Dziewczynka przygląda się swojej kolekcji Twarzy.
- Jestem bardzo bezwzględną osobą - myśli na głos.
Nagle słyszy bardzo głośne walenie w bramę Domu Czerni i Bieli. Szybko wybiega ze swojego pokoju żeby otworzyć i sprawdzić kto dobija się i zakłóca spokój świątyni.
Otwiera drzwi i na progu widzi leżącą kobietę. Postać ma na sobie spalone ubranie przez które widać okropnie poparzone ciało. Dziewczynka klęka przy kobiecie i zaczyna delikatnie przemawiać do poparzonej.
- Kim jesteś i skąd się tu wzięłaś? - pyta.
Kobieta oddycha płytko, a z jej ust wydobywa się cichy jęk. Widać, że bardzo cierpi.
- Jestem Leila, pani - mówi kobieta z trudem. - Zostałam zaatakowana przez jakiegoś mężczyznę, który oblał mnie czymś i podpalił.
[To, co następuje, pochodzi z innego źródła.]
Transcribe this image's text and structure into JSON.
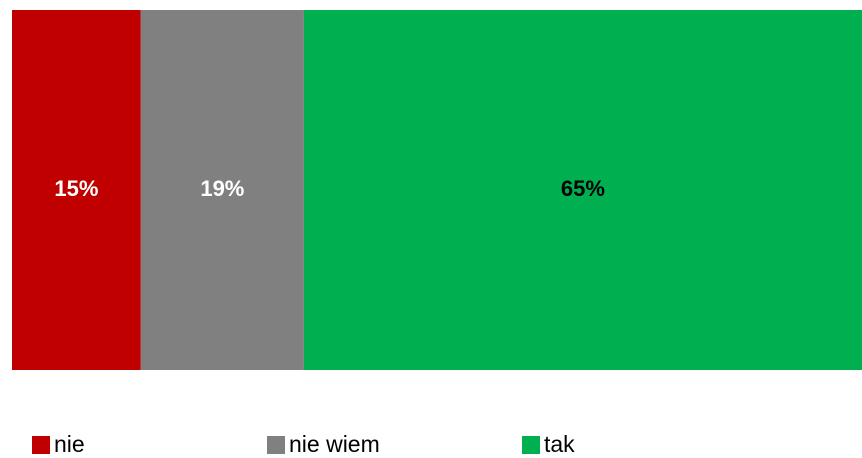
{
  "chart_data": {
    "type": "bar",
    "orientation": "horizontal",
    "stacked": true,
    "categories": [
      null
    ],
    "xlim": [
      0,
      99
    ],
    "series": [
      {
        "name": "nie",
        "color": "#c00000",
        "label_color": "#ffffff",
        "values": [
          15
        ],
        "value_labels": [
          "15%"
        ]
      },
      {
        "name": "nie wiem",
        "color": "#808080",
        "label_color": "#ffffff",
        "values": [
          19
        ],
        "value_labels": [
          "19%"
        ]
      },
      {
        "name": "tak",
        "color": "#00b050",
        "label_color": "#000000",
        "values": [
          65
        ],
        "value_labels": [
          "65%"
        ]
      }
    ],
    "legend": "bottom"
  }
}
Dziewczynka wpatruje się w twarz, na której widać wielkie cierpienie.
- Przyszłaś tu o własnych siłach? - pyta zdziwiona.
- Nie, ten człowiek mnie przyniósł i zapukał do bramy - odpowiada kobieta. - Pomóż mi, to strasznie boli.
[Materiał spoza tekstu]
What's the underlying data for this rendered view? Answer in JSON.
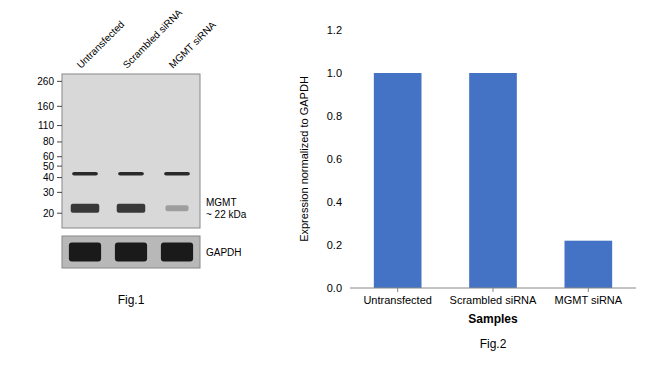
{
  "chart_data": [
    {
      "type": "blot",
      "title": "Fig.1",
      "categories": [
        "Untransfected",
        "Scrambled siRNA",
        "MGMT siRNA"
      ],
      "log": "y",
      "ylim": [
        15,
        300
      ],
      "yticks": [
        260,
        160,
        110,
        80,
        60,
        50,
        40,
        30,
        20
      ],
      "series": [
        {
          "name": "MGMT\n~ 22 kDa",
          "values": [
            22,
            22,
            22
          ],
          "intensity": [
            0.85,
            0.85,
            0.25
          ]
        },
        {
          "values": [
            43,
            43,
            43
          ]
        }
      ],
      "annotations": [
        "GAPDH"
      ]
    },
    {
      "type": "bar",
      "title": "Fig.2",
      "categories": [
        "Untransfected",
        "Scrambled siRNA",
        "MGMT siRNA"
      ],
      "values": [
        1.0,
        1.0,
        0.22
      ],
      "color": "#4472C4",
      "xlabel": "Samples",
      "ylabel": "Expression normalized to GAPDH",
      "ylim": [
        0,
        1.2
      ],
      "yticks": [
        {
          "value": 0,
          "label": "0.0"
        },
        0.2,
        0.4,
        0.6,
        0.8,
        {
          "value": 1.0,
          "label": "1.0"
        },
        1.2
      ]
    }
  ]
}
Dziewczynka wstaje z kolan i podchodzi do fontanny z zatrutą wodą.
- Proszę, wypij to a poczujesz ulgę.
Kobieta bierze puchar w drżące dłonie i wypija wszystko za jednym razem.
- To była trucizna i ja teraz umrę, prawda? - pyta cicho.
- Tak, bardzo mi przykro - odpowiada smutno młoda kapłanka.
- Dziękuję Ci, to najwspanialsza rzecz jaką mogłaś dla mnie zrobić - wyznaje z uśmiechem Leila.
To są ostatnie słowa w życiu tej kobiety. Nie oddycha a z jej uszu, nosa i ust leci krew.
- "Muszę znaleźć miejsce na nową twarz do mojej kolekcji"- mówi do siebie.